First Helen’s soliloquy, which is a masterpiece of writing (pouring out her sufferings – earlier summed up as ‘All my energies went into keeping the secret…’) and in Downie’s hands, ‘her struggle to free herself from layers and layers of lies’, as the Director points out, as she aims ‘to find out about herself’ is indeed beautifully acted. It emerged as an unbelievably intense, and somehow redeeming unfolding. That alone would have been sufficient to end the play on a staggering high note.

But somehow one senses the need for completion, and that indeed Ibsen supplies, by delivering the most dazzling, intense and telling, exchange between mother and son. First Osvald (Niel-Mee) has a spectacular, indeed explosive, soliloquy, in its way as powerful as hers, and rendering these two the most vivid members of the cast.

Then Helen: ‘You’re not like your father, you’re like me, everybody says so’), as he doses himself with morphine, all of which he feels ‘is rotting me’ ‘A home? I’d be better off in an institution’:  sickness, disease, corruption are a key element of his vocabulary - and assuming himself fatally ill (here, as he folds in his mother’s arms, he looks to have succumbed) - but who can at last share a host of truths with his forlorn mother. 

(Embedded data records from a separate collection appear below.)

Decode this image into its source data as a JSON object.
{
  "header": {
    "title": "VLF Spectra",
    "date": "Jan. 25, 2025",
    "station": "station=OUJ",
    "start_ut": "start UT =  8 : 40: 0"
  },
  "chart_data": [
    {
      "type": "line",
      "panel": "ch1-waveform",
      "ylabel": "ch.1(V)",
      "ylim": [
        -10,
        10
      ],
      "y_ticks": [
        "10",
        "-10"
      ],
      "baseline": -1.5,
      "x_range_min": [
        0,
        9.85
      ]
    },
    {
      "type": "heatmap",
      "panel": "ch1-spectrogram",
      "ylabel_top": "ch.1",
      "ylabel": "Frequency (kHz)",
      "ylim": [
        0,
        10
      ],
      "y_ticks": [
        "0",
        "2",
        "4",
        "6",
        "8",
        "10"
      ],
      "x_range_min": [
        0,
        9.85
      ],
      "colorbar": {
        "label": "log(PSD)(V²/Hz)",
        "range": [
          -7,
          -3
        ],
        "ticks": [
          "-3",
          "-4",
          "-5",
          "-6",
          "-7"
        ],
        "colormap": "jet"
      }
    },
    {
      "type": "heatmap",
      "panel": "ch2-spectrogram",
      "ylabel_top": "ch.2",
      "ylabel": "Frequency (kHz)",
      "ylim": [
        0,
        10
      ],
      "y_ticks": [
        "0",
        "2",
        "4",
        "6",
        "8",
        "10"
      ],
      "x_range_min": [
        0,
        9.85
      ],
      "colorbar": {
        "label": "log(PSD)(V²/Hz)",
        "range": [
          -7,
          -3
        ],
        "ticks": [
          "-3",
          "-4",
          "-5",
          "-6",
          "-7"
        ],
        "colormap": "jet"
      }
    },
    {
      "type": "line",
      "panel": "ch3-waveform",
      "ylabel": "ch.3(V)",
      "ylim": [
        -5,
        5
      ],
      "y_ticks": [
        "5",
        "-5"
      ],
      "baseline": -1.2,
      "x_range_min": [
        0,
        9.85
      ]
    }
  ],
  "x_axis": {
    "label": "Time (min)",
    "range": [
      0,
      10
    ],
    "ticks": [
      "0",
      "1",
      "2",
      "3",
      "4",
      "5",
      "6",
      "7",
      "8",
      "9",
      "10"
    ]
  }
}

The emergence of the sun, at last, at rear right, bathed the stage in unexpected splendour; a little bland, but blazing enough (‘an artist needs the sun’). However, the most visually dramatic lighting effect (Oliver Fenwick) was the outburst of fire, and its growth into an inferno. If Osvald was looking for a blazing sunlight, he could have scarcely found a more liberating outburst than this. To 11-05-19.